Draco's eyes widened, and he opened his mouth, but Harry cut him off.
"I'll not stand in your way." His voice was almost affectionate as he spoke what sounded like words rehearsed. "I'm leaving this world, because as far as I can see, both sides are equally evil. Do as you will. I won't be around to see it."
Draco would have no trouble remembering those words.
"Why?" he blurted. "Aren't you the Gryffindor Golden Boy?"
Harry laughed darkly. "That's what they tell me," he chuckled. "But no. I should've been a Slytherin, if not for the manipulations of an old man."
Draco still didn't understand, but held his tongue. "Fine," he agreed. "I'll send the message on. But where are you going?" Genuine curiosity colored his voice, the animosity of years before gone.
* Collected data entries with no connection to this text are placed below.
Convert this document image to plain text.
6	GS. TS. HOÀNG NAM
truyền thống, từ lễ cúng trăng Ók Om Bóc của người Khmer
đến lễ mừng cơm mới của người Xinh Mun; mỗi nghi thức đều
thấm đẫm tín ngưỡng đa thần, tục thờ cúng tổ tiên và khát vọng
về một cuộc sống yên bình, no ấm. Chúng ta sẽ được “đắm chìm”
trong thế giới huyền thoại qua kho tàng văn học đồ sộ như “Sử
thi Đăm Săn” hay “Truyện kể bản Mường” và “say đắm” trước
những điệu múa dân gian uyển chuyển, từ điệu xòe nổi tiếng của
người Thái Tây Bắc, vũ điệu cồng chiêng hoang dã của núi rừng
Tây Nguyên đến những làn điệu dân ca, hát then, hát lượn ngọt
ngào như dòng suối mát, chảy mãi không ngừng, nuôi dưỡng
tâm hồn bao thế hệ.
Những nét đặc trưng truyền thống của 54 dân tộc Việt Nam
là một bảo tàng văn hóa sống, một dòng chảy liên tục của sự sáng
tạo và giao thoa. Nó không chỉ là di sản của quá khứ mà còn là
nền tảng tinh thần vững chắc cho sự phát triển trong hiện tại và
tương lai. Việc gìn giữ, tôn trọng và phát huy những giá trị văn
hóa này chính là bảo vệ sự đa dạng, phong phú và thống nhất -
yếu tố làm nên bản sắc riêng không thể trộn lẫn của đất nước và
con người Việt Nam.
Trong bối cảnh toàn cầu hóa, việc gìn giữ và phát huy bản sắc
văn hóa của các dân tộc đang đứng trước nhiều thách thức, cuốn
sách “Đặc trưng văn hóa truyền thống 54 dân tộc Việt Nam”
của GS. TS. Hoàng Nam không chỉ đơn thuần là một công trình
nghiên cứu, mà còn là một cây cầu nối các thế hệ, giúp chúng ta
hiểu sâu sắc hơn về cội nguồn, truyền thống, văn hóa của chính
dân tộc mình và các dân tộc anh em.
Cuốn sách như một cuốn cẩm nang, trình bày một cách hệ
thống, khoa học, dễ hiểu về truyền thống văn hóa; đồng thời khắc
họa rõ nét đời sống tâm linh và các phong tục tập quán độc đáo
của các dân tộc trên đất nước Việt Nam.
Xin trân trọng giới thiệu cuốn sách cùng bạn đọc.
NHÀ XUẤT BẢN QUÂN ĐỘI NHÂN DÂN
"Anywhere I want," Harry answered, a delighted smile curling across his features. He reached up from the balcony, framing the moon in his hand. "Anywhere I want."
The living room was the 'cabin' of his 'ship', the wide windows making it easy to see where he was going. Realistically, he could plow through a building unscathed, but he didn't really want to.
In any case, the center of the black, wooden floor stood a steel and glass coffee table that had a circle of stone embedded in the center. There were seven rings in all, each one able to be turned to match up different combinations of the symbols.
Coordinates.
While time was something he could not yet manipulate, space certainly was, even between dimensions where the time would be different than in the one he was in already.
When at last his supplies were fully stocked, his wealth squirreled away, and his magic recovered from the effort, he sat on the floor of the living room and began to turn the wheels.
Musical chimes of higher and higher pitches sounded as he readied himself, the brightly colored balloons lifting the house up through the canopy of the Forbidden Forest even as he entered the series of runes that had come to him in a dream.
First years down by the lake shrieked in excitement, little Dennis Creevy snapping pictures like nobody's business even as he cheered at the strange spectacle.
With a blaze of technicolor light, he was gone.